We are delighted to present a major solo exhibition by artist Keith Piper.
Jet Black Futures is an ongoing project encompassing a number of existing and proposed works, texts and interventions, exploring issues of “race”, speculative futurism and technology in the age of anxiety. The project will manifest in this major solo exhibition in Walsall.
The exhibition will include two brand new works. In Search of Four Horses is an epic four screen video installation based around an exploration of the myth, metaphor and symbolism of the story of The Four Horsemen of the Apocalypse as well as a wider investigation into contemporary hopes, fears and anxieties for the future.
Stories from a Jet-Black Country will be a site-specific work exploring aspects of the landscape and history of Walsall and the conglomeration of industrial and post-industrial spaces that came to be known as The Black Country.
The exhibition also includes the installation Surveillance: Tagging the Other which was acquired for our collections from the Contemporary Art Society’s Rapid Response Fund in 2020. This work was created in response to issues arising in the run-up to the instigation of the European Union in 1992. The four monitors, installed in a row, show the artist’s head being a target of surveillance and control. His Black body is scrutinised in terms of ethnicity, gender, citizenship and appearance. The soundtrack features fragments of news reports related to the rise of racist attacks, anti-Semitism and right-wing tendencies across Europe. Although it was made in 1991, the work remains hauntingly pertinent.
A publication will accompany the exhibition with essays by Keith Piper and Anjalie Dalal-Clayton. It is published with partners The New Art Gallery Walsall, Wolverhampton Art Gallery and Middlesex University London with support from The Paul Mellon Centre for Studies in British Art.
Keith Piper grew up in Birmingham and studied in Coventry, Nottingham and the Royal College of Art, London.

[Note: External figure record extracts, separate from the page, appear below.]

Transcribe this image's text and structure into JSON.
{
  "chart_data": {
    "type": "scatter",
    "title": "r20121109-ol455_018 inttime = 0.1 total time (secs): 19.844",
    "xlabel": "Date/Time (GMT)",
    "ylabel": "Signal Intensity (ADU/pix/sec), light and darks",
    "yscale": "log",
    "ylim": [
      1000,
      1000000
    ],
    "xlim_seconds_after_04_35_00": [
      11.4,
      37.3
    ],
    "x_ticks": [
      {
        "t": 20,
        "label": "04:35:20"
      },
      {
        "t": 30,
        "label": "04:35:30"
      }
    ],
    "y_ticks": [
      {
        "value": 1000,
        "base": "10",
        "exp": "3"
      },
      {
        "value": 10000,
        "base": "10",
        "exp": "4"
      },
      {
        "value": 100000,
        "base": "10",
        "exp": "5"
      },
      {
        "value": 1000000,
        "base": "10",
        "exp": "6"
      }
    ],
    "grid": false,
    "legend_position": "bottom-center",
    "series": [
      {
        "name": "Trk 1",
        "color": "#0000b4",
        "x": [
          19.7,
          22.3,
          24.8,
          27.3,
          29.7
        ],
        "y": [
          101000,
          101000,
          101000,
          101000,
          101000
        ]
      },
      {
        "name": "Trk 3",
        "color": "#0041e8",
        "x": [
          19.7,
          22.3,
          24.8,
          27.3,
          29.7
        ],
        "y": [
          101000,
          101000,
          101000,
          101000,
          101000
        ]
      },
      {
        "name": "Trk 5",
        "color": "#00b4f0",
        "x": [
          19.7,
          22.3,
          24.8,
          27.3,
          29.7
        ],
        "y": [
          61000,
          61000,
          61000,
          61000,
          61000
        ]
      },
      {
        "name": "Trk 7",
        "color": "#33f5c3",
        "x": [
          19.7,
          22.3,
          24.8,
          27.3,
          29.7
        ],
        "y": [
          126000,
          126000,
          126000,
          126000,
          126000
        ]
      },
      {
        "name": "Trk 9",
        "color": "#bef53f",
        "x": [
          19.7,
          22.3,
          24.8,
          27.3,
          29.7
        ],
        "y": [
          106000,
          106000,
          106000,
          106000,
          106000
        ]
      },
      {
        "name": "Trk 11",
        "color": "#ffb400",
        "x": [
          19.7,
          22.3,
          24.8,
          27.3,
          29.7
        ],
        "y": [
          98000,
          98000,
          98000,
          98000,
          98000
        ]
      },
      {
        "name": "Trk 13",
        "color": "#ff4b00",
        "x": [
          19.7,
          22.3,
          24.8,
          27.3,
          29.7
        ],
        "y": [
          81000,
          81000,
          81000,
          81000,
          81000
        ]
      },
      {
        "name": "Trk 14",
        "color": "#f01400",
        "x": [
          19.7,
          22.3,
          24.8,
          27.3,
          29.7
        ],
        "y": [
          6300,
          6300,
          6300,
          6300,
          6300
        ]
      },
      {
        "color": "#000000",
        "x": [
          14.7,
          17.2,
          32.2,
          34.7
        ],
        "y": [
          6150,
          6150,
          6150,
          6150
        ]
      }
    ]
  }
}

He was a founder member of what came to be known as the BLK Art Group which was formed in Wolverhampton in the early 1980s with a range of artists including Eddie Chambers, Claudette Johnson, Donald Rodney and Marlene Smith. Against a context of political unrest and widespread racial discrimination, these artists fought for their place in the art world and paved the way for the career development of many other artists as well as forcing the sector to confront the harsh reality of institutional racism. His initial interests in collage and print media contributed to a pioneering use of early computer technology, not only as a tool for video editing and effects but also for its potential interactivity. Piper works across a wide range of media. He has shown his work extensively with many solo exhibitions including Ikon Gallery, Birmingham, Camden Arts Centre, London and The New Museum, New York. Recent exhibitions include Body Politics at Wolverhampton Art Gallery (2019), Mic Drop at Beaconsfield Gallery, London (2017) and Unearthing the Banker’s Bones at Bluecoat Gallery, Liverpool and New Art Exchange, Nottingham (2016-17).